A short explanation of POSIX permissions

DRWXR-XR-X reads like this: This is a directory denoted by the D (if it was a file there would just be a dash). The first three letters are the effective permissions for the owner of the file/folder in question, in this case, Read, Write, and eXecute. The next three letters are the effective permissions for the Group associated with said file/folder, in this case Read and eXecute only. The last set of three letters are the effective permissions for everyone else, in this case Read and eXecute only.

Permissions for files are always written in combinations of RWX, always in that order. You can have R–, RW-, -WX, etc. Permissions can be more complicated than this, but this is the general idea.
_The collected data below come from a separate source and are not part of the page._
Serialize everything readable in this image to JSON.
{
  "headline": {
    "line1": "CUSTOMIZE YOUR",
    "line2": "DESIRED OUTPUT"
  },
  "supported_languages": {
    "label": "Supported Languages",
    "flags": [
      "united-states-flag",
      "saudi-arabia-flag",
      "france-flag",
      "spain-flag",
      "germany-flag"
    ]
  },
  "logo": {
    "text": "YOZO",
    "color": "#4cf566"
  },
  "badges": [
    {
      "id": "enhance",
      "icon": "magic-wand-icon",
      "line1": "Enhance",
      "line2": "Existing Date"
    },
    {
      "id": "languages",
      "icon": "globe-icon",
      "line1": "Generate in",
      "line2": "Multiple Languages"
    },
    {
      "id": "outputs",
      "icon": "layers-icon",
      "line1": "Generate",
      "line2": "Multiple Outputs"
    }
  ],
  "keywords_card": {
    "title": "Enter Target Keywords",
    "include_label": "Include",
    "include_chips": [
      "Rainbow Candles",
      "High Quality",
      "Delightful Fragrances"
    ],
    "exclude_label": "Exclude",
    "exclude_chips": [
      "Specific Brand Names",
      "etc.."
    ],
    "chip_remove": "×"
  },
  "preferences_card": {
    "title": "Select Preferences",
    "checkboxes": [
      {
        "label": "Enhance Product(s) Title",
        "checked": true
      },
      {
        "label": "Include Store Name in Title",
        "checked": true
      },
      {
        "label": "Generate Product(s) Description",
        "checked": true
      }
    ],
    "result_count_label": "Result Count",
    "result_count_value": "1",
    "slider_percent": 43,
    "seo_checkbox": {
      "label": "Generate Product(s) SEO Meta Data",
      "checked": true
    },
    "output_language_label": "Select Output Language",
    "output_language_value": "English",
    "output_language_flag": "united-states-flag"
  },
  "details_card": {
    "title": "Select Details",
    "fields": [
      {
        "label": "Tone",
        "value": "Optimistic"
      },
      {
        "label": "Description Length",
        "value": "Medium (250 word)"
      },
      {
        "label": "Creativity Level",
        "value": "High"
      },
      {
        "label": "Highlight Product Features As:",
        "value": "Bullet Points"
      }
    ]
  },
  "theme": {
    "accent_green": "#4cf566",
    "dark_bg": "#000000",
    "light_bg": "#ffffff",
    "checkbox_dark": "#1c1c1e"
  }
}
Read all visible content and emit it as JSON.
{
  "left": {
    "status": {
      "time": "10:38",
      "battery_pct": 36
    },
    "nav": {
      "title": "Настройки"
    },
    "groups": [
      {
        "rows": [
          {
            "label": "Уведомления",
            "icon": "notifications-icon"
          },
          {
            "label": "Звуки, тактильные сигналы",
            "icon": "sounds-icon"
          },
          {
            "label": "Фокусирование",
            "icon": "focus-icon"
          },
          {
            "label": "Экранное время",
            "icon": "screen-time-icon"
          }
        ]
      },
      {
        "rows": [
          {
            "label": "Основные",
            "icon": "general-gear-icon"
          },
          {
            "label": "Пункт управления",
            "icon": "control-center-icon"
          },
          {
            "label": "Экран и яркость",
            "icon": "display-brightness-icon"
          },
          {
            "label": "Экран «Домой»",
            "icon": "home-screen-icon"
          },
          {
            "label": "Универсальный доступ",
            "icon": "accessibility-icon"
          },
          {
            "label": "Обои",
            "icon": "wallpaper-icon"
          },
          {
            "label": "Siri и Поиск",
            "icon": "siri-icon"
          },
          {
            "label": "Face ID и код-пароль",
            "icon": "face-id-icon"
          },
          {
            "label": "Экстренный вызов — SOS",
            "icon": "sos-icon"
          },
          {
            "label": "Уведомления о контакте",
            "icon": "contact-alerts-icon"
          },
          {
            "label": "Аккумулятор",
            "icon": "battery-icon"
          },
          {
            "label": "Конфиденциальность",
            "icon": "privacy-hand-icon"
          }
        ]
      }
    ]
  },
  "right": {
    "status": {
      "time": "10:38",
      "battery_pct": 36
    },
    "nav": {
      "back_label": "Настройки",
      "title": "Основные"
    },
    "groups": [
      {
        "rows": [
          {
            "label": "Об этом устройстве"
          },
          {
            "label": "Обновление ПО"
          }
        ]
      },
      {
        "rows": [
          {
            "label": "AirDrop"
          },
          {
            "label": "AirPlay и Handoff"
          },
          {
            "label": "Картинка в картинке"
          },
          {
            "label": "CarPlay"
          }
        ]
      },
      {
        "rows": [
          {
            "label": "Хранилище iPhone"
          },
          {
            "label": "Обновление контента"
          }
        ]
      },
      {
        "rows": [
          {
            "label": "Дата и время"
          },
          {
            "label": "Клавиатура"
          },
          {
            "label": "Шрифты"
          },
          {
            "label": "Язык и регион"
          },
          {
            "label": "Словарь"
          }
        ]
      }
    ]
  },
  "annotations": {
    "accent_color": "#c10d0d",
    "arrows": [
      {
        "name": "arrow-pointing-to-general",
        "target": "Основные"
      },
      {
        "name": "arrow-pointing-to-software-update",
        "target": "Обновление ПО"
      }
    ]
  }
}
Repairing permissions basically resets permissions to factory defaults, or “the way Apple says they are supposed to be.” Note that repairing permissions does not affect anything inside a user folder, only outside, such as the Applications folder, where users do not have Write permissions. A repair permissions command would reset permissions on Applications to remove any write privileges that a user might have.

*** It gets more more technical below, so you can stop here for the general idea of permissions, or read on for more info.***

One last note, permissions can also be written in numerical form, such as 777, or 755, or 644, etc. think of it this way, a 7 corresponds to RWX, so a 777 would be RWXRWXRWX. A 5 would be R-X, so 755 would be RWXR-XR-X. This is because permissions are represented in octets. Each octet is made up of three numbers, 4,2,1. 4+2+1=7. In this case, R=4, W=2, and X=1, so RWX=7. I’m sorry if this is a little confusing.